Temos metas de a empresa ser carbono neutra até 2030 e em toda a cadeia em 2050. Falar isso é fácil. O desafio para executar é gigantesco. Começa devagar e não acelera imediatamente, porque é preciso desenvolver o parque instalado e fazer investimentos. Todas essas tecnologias precisam ser democratizadas. Não adianta ter um produto super sofisticado que acessa poucos consumidores.

O efeito não é linear, ele é exponencial. Nós temos, por exemplo, um refrigerador novo com uma gaveta que controla especificamente temperatura e umidade, preservando os alimentos por muito mais tempo. Isso muda tudo ao redor, porque o consumidor deixa de ir mais vezes ao mercado, o produtor deixa de entregar tanto, mais pessoas têm acesso.

O senhor mencionou a necessidade de democratização rápida desse tipo de solução. Esse é um processo que partiria também das empresas, seja na relação com governos para haver incentivos, seja no diálogo com o restante da indústria?

É uma jornada. Tem processo de incentivo do governo, com estímulo a pesquisas no Brasil e para que possamos ter mais engenheiros; com legislação que suba a barra para cima em eficiência energética e exija mais dos fabricantes. Ao mesmo tempo, ao fazer isso, ele precisa pensar se vai ficar mais caro para o consumidor e custos da indústria.

O consumidor vai exigir, existe uma mudança. Fizemos uma pesquisa com 14 mil jovens no mundo, que estão entrando no mercado de consumo. Achávamos que a principal preocupação deles nos itens seria com conectividade, mas é com meio ambiente. É um viés muito diferente das gerações anteriores.

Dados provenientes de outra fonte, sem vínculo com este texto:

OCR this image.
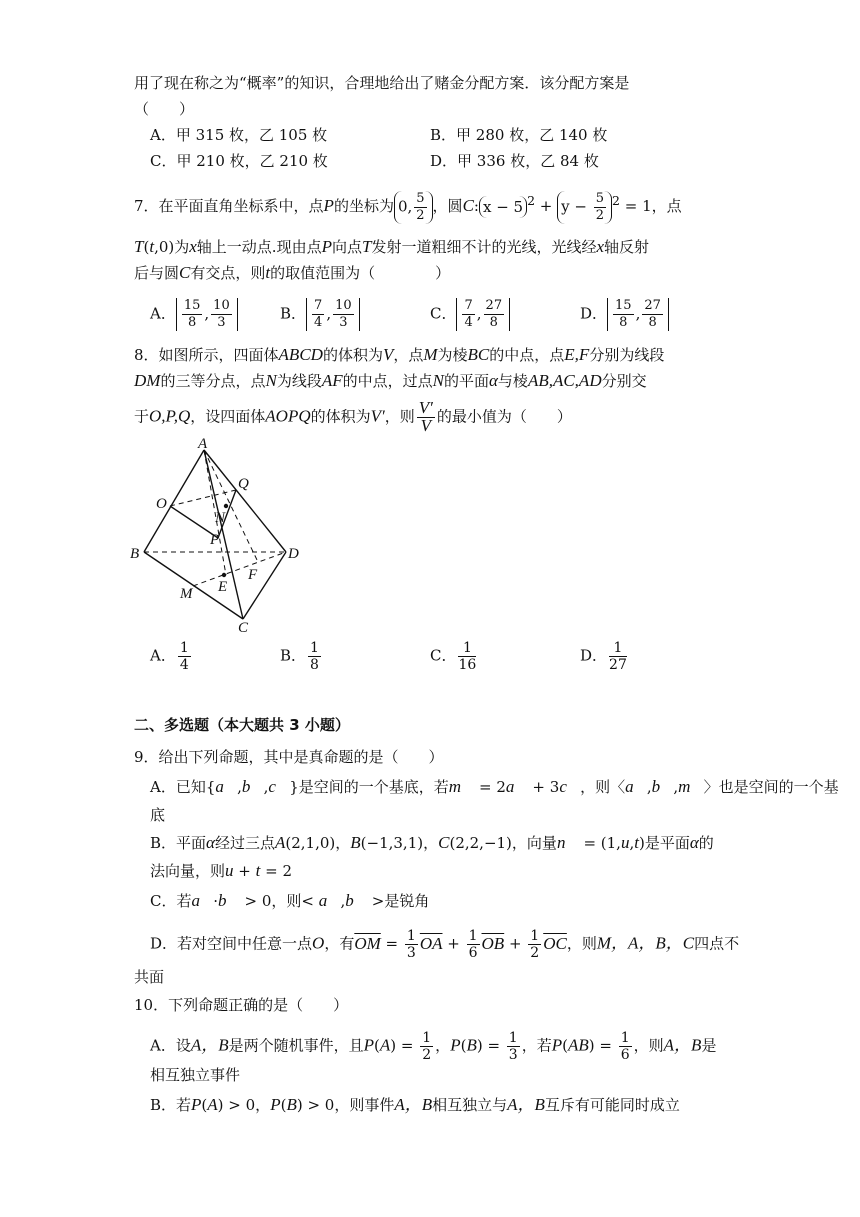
用了现在称之为“概率”的知识，合理地给出了赌金分配方案．该分配方案是
（　　）
A．甲 315 枚，乙 105 枚	B．甲 280 枚，乙 140 枚
C．甲 210 枚，乙 210 枚	D．甲 336 枚，乙 84 枚
7．在平面直角坐标系中，点P的坐标为 0, $\frac{5}{2}$ ，圆C: x − 5 $^2 + y - \frac{5}{2} ^2 = 1$，点
T(t,0)为x轴上一动点.现由点P向点T发射一道粗细不计的光线，光线经x轴反射
后与圆C有交点，则t的取值范围为（　　　　）
A． $\frac{15}{8}$ , $\frac{10}{3}$	B． $\frac{7}{4}$ , $\frac{10}{3}$	C． $\frac{7}{4}$ , $\frac{27}{8}$	D． $\frac{15}{8}$ , $\frac{27}{8}$
8．如图所示，四面体ABCD的体积为V，点M为棱BC的中点，点E,F分别为线段
DM的三等分点，点N为线段AF的中点，过点N的平面α与棱AB,AC,AD分别交
于O,P,Q，设四面体AOPQ的体积为V′，则 $\frac{V'}{V}$ 的最小值为（　　）
A
O
Q
N
P
B	D
F
E
M
C
A． $\frac{1}{4}$	B． $\frac{1}{8}$	C． $\frac{1}{16}$	D． $\frac{1}{27}$
二、多选题（本大题共 3 小题）
9．给出下列命题，其中是真命题的是（　　）
A．已知{a⃗,b⃗,c⃗}是空间的一个基底，若m⃗ = 2a⃗ + 3c⃗，则〈a⃗,b⃗,m⃗〉也是空间的一个基
底
B．平面α经过三点A(2,1,0)，B(−1,3,1)，C(2,2,−1)，向量n⃗ = (1,u,t)是平面α的
法向量，则u + t = 2
C．若a⃗·b⃗ > 0，则< a⃗,b⃗ >是锐角
D．若对空间中任意一点O，有$\overline{OM} = \frac{1}{3} \overline{OA} + \frac{1}{6} \overline{OB} + \frac{1}{2} \overline{OC}$，则M，A，B，C四点不
共面
10．下列命题正确的是（　　）
A．设A，B是两个随机事件，且$P(A) = \frac{1}{2}$ ，$P(B) = \frac{1}{3}$ ，若$P(AB) = \frac{1}{6}$ ，则A，B是
相互独立事件
B．若P(A) > 0，P(B) > 0，则事件A，B相互独立与A，B互斥有可能同时成立
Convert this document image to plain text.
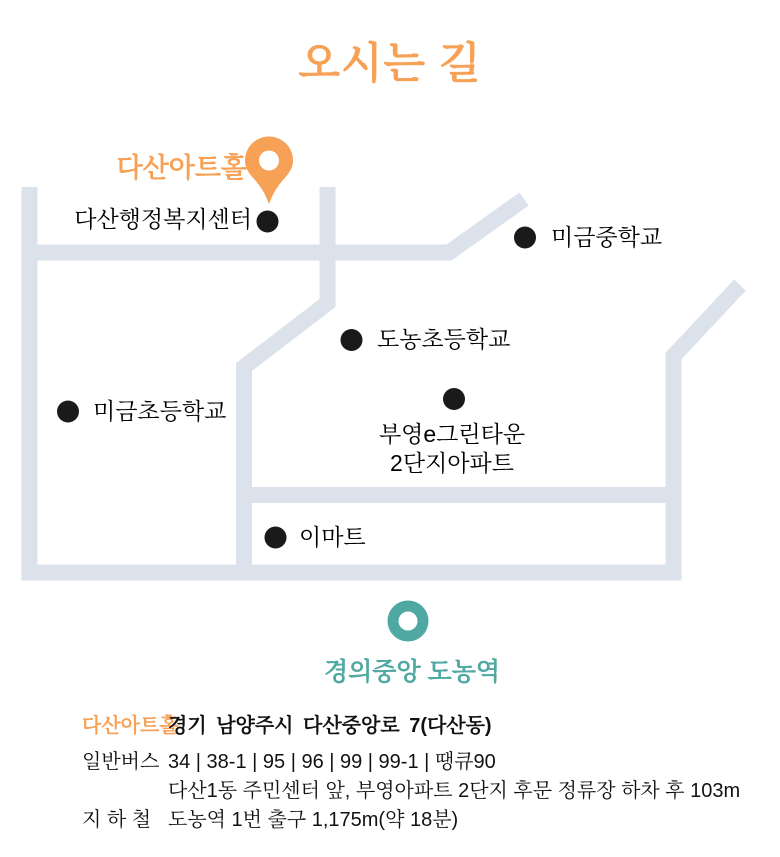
오시는 길
다산아트홀
다산행정복지센터
미금중학교
도농초등학교
미금초등학교
부영e그린타운
2단지아파트
이마트
경의중앙 도농역
다산아트홀
경기 남양주시 다산중앙로 7(다산동)
일반버스 34 | 38-1 | 95 | 96 | 99 | 99-1 | 땡큐90
다산1동 주민센터 앞, 부영아파트 2단지 후문 정류장 하차 후 103m
지 하 철 도농역 1번 출구 1,175m(약 18분)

A população mais carente pode não estar preocupada com isso ainda, mas essa mesma pessoa tem benefícios quando a cadeia puxa, ao gerar volume dessas tecnologias e democratizá-las até que as tecnologias cheguem aos produtos de entrada. O importante é pensar no parque instalado para ver os efeitos na sociedade. Para nós, não é algo novo, mas a cobrança da sociedade aumentou muito.

Como se dá esse processo de neutralização em toda a cadeia? 

Não é só uma ação. Desde colocar placa solar no teto das fábricas, mas que, sozinha, não zera carbono. Recentemente, estamos colocando caminhões elétricos para fazer entregas, também contribui. Eficiência na fábrica, empilhadeiras elétricas. Também lançamos novos produtos com soluções diversas. Máquina de lavar que desgasta menos as roupas, que, assim, conseguem ter mais vida útil, também é útil.

Os efeitos são exponenciais na cadeia, na medida em que vamos trocando o parque. Produzindo essa máquina com menos plástico e tecnologias melhores, demandarei menos carbono e, por sua vez, durante o uso, ela poderá exigir menos de outras cadeias produtivas. Além de tudo isso, existe a possibilidade de comprar créditos, o que exige uma pesquisa muito séria, para entender como eles atuam e até se tem os certificados adequados.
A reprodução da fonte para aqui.